I been debugging REP STOS DWORD PTR ES:[EDI]
for a while now
From my conclusion it always uses
ECX
as counter.
EAX
as the value that will be copied over EDI
and then appended ECX
times
so after putting in the pointed dump of EDI
it seems to overwrite the pointed data at EDI with what's it seems it always only uses ECX as a counter, while changing EDI by 4 bytes. it stops working when counter hits 0
So I came up with this kind of code
while(regs.d.ecx != 0)
{
*(unsigned int *)(regs.d.edi) = regs.d.eax;
regs.d.edi += 4;
regs.d.ecx--;
}
Seems to work.. but i'm concerned since I just did this by luck and guess work. Is it solid? like will it always be ECX
as counter, EAX
as data, and it always copies 4 bytes never less?

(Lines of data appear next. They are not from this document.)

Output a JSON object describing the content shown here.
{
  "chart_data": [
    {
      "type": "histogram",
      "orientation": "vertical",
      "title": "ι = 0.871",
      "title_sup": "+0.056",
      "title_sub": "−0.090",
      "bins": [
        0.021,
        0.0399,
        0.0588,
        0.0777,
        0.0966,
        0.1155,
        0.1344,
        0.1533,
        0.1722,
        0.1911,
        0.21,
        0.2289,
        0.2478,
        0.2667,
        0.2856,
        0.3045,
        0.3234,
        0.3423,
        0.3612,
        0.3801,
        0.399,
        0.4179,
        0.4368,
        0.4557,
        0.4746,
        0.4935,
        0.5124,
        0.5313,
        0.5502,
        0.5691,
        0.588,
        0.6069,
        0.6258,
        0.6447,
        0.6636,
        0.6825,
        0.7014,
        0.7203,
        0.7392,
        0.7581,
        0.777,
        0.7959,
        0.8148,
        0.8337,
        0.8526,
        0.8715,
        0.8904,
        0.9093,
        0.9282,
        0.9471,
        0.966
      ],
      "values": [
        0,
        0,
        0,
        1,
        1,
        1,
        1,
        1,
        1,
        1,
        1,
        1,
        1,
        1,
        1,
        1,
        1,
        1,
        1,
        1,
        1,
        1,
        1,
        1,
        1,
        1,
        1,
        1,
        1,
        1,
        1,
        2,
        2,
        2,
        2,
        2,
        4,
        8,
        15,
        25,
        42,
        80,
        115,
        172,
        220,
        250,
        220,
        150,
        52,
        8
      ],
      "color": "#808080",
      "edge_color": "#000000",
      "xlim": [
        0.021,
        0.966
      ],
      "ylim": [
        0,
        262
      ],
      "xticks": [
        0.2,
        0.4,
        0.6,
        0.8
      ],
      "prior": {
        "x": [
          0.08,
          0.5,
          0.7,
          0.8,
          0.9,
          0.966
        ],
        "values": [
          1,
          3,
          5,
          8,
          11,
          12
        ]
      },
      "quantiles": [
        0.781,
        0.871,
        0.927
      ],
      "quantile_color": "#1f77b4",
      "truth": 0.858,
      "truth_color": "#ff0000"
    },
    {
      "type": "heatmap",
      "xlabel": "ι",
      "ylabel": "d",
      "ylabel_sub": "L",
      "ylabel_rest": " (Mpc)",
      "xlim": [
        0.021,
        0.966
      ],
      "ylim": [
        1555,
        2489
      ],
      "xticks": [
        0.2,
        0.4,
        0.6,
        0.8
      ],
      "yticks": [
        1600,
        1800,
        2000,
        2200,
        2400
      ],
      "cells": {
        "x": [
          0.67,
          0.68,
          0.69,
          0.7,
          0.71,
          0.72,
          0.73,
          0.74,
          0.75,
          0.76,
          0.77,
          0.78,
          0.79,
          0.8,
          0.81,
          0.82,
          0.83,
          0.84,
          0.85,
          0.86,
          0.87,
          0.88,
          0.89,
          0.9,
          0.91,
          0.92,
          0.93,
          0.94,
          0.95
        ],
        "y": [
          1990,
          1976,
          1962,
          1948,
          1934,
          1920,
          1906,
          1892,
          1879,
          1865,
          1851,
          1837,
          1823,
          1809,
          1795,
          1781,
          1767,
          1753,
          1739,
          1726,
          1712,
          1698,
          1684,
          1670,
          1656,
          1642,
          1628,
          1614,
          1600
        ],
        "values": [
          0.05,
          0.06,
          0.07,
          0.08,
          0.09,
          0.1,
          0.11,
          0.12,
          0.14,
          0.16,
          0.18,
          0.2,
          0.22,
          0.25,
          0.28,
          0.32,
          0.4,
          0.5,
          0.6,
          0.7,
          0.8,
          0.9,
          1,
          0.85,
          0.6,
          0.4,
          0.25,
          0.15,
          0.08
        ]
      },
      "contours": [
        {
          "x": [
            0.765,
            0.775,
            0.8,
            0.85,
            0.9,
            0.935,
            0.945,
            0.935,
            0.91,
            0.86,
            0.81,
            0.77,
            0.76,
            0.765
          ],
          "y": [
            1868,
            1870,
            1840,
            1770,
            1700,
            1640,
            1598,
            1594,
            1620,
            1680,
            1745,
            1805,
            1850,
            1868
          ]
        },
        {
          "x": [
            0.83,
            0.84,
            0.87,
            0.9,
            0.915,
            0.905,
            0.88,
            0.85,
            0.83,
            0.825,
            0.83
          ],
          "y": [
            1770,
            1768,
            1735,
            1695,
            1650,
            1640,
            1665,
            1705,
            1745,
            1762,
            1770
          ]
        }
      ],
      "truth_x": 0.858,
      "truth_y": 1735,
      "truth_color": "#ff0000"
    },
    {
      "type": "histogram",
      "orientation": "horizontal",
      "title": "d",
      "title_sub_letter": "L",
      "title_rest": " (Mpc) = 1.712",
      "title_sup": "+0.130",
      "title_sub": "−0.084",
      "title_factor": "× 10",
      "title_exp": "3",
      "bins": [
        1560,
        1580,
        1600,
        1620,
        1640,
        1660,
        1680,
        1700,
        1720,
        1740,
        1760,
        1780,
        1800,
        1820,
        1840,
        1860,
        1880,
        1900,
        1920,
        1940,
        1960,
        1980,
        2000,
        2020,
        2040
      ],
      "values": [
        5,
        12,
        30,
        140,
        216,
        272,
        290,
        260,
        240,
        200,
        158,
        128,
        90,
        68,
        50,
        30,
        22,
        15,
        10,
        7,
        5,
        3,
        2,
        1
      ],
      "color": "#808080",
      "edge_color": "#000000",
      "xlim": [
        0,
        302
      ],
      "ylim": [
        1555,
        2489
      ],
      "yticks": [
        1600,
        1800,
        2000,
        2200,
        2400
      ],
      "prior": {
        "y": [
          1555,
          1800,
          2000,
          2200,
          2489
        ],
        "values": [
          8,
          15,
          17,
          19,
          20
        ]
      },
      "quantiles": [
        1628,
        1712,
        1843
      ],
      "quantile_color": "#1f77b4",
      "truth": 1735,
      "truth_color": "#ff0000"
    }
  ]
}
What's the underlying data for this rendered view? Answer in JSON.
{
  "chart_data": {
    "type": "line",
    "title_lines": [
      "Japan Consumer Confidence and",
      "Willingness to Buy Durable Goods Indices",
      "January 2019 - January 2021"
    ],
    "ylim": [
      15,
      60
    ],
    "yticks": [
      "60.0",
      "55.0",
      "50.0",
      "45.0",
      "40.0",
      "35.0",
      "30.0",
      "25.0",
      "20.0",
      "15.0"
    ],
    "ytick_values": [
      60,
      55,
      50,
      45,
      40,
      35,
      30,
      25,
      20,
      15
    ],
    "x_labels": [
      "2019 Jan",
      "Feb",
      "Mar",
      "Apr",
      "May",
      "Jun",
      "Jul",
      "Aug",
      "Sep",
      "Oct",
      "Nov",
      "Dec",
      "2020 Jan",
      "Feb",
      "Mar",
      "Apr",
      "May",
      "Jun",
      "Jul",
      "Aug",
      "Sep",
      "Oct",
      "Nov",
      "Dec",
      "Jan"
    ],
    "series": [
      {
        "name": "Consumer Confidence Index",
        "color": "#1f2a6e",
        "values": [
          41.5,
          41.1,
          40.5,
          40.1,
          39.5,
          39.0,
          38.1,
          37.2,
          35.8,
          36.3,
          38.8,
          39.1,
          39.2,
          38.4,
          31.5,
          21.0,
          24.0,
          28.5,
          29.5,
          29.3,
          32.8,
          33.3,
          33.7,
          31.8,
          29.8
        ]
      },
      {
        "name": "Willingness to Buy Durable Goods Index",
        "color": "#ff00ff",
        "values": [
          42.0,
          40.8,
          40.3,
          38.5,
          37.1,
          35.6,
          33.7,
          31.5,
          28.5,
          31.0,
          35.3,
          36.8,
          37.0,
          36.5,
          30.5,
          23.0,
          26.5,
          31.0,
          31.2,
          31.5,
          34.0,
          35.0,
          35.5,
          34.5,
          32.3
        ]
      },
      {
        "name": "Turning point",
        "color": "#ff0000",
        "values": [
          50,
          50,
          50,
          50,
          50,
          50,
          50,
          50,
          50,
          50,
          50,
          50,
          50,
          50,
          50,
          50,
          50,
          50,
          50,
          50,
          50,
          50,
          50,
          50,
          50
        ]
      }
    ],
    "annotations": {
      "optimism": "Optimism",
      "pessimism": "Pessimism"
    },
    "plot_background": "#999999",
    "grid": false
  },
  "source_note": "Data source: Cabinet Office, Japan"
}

You are almost correct. The only difference is that the direction flag (DF
) controls whether 4 is added or subtracted from EDI
(and it actually is offset from the ES
segment base, but you probably don't care about that):
for (; regs.d.ecx != 0; regs.d.ecx--)
{
*(unsigned int *)(regs.d.edi) = regs.d.eax;
regs.d.edi += regs.eflags.df ? -4 : 4;
}
Note that the for (; regs.d.ecx != 0; regs.d.ecx--) { }
is the action of the REP
prefix, and the body of the loop is the action of STOS DWORD...
.
Since you are asking a lot of these questions, I think you will find the Intel 64 and IA-32 Architectures Software Developer’s Manual, Volumes 2A and 2B to be useful. These contain descriptions of each instruction and prefix, including pseudo-code descriptions.